Note that the thoughtful Alaskan driver provides a refreshing shower for cross country skiers on the trail below. Mine was a bit muddy but certainly invigorating. Would a Californian driver be as thoughtful?
1. There are probably more hippies in California but our are tougher. Imagine eating only raw food at -4o degrees? Either that or our hippies are stupider.
2. We have very few electric cars here but this was the first place I ever saw a kick sled which is very efficient and retro for grocery and kid transport. Then there’s the fat tire bikes. I’m talking obese tires, clownishly awkward looking bikes, but only hip people ride them. I guess you could ride them on a beach but once again, much cooler in a snow storm.
3. Weatherwise, I think you’ve got to go with Alaska. Sure they’ve got damn good weather in California but it is generally cooler here.
4. Okay our food and our architecture suck. Except for salmon.

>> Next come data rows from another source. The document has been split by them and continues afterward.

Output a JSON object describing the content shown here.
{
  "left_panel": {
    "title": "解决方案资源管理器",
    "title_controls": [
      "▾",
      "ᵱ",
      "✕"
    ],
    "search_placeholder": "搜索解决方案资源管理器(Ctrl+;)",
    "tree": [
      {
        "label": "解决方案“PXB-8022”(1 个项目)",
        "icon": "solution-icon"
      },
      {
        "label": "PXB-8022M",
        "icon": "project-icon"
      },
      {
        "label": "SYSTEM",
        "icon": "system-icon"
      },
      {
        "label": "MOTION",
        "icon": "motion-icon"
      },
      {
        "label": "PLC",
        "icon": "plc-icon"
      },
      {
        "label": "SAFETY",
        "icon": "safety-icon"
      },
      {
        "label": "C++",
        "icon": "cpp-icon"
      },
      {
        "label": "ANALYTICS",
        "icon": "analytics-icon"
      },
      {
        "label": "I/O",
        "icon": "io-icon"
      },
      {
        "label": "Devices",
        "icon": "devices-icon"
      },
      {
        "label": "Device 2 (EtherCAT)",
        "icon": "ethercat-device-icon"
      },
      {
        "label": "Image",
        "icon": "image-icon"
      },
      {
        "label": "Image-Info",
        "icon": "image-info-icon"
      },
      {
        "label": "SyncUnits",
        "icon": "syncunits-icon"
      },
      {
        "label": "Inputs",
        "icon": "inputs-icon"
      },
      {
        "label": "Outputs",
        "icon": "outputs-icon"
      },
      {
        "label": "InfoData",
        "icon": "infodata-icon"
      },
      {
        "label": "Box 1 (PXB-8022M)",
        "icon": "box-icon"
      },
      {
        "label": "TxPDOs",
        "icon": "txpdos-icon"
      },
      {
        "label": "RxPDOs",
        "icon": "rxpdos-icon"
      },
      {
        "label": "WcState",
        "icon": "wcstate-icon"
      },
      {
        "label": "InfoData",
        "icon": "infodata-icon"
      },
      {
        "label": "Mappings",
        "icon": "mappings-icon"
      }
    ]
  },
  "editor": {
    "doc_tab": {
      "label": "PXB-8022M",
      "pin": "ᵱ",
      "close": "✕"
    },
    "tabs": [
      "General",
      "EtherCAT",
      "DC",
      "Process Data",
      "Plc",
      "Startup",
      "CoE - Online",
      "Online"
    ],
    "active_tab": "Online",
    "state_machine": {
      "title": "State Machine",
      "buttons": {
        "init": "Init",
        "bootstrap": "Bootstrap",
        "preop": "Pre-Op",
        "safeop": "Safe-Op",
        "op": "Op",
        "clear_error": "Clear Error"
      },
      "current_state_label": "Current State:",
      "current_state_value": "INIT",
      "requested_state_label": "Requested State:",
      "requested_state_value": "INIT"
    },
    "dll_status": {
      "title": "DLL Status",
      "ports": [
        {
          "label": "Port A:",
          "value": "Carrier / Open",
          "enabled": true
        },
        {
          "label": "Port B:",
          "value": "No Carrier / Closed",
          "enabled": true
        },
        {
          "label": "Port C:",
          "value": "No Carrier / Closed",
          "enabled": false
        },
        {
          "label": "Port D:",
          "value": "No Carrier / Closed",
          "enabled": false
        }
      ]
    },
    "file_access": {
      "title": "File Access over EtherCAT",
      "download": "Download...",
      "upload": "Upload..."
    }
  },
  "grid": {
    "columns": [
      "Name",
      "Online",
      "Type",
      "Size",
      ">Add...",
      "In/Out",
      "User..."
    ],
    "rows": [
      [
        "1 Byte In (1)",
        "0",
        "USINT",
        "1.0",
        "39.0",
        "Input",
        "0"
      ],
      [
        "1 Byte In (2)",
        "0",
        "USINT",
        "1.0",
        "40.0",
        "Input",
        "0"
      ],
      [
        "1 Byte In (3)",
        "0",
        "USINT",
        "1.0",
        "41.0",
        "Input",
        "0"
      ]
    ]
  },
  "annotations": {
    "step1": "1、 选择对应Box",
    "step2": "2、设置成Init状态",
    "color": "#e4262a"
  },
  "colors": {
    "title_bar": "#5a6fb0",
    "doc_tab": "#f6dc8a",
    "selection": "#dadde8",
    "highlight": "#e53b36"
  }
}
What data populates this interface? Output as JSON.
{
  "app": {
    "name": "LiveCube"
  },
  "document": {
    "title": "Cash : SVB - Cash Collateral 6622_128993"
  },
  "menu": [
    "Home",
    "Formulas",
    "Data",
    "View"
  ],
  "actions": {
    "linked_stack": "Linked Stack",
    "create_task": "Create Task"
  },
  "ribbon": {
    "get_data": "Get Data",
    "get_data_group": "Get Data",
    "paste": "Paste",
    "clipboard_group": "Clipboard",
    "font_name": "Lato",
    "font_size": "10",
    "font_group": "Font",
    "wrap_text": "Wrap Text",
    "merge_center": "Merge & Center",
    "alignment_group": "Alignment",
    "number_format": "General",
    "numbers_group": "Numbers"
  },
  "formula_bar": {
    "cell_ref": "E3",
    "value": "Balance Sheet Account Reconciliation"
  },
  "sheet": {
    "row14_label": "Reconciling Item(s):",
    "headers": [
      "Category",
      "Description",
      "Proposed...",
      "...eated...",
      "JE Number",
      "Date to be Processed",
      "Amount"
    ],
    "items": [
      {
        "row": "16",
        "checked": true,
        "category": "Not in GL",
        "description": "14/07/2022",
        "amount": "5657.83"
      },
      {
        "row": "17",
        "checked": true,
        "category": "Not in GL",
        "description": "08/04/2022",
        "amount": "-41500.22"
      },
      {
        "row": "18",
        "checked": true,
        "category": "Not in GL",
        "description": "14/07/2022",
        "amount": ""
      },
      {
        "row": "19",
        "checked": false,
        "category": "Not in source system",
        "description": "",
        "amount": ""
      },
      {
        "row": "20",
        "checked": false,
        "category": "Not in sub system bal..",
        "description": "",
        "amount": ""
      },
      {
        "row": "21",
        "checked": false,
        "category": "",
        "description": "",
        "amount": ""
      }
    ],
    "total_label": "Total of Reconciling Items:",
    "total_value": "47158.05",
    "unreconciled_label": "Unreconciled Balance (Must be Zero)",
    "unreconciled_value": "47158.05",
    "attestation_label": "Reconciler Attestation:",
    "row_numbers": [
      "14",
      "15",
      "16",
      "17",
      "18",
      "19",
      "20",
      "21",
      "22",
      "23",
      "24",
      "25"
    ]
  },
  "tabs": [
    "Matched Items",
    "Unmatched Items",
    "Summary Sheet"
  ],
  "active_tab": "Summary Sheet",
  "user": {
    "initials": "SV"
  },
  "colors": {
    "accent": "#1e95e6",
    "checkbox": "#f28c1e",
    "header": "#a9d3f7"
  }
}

Almost everyone likes our salmon, okay everyone but vegetarians, and vegans, many of whom live in California.
5. In terms of the arts, you might think California is the clear winner but if we count how much money is spent on marketing films and television that should never be made then you might want to consider the modesty of Alaskan arts. Sure none of us here are ever going to be on American Idol but it’s hard to imagine a quieter place to be inspired. I only get two tv channels and even that’s too much.
6. Community – Here people just stop by, they don’t always call. Often times I’ll just run out on the street to talk to my neighbors as there is very little traffic. I would have probably have tire marks on me if I crossed against a light in California. There are some quaint neighborhoods in California. In Anchorage, nothing looks very quaint, but the people are. I remember my first apartment here, I bought a floor lamp at Salvation Army and I couldn’t walk it home because so many people kept stopping to offer me a ride. Maybe because it was in Spenard and they thought it was some kind of sex thing, I don’t know.
7. Earthquakes – not quite sure who wins on this one. Ours might be bigger but they don’t kill as many people. We’ll let you win on this one.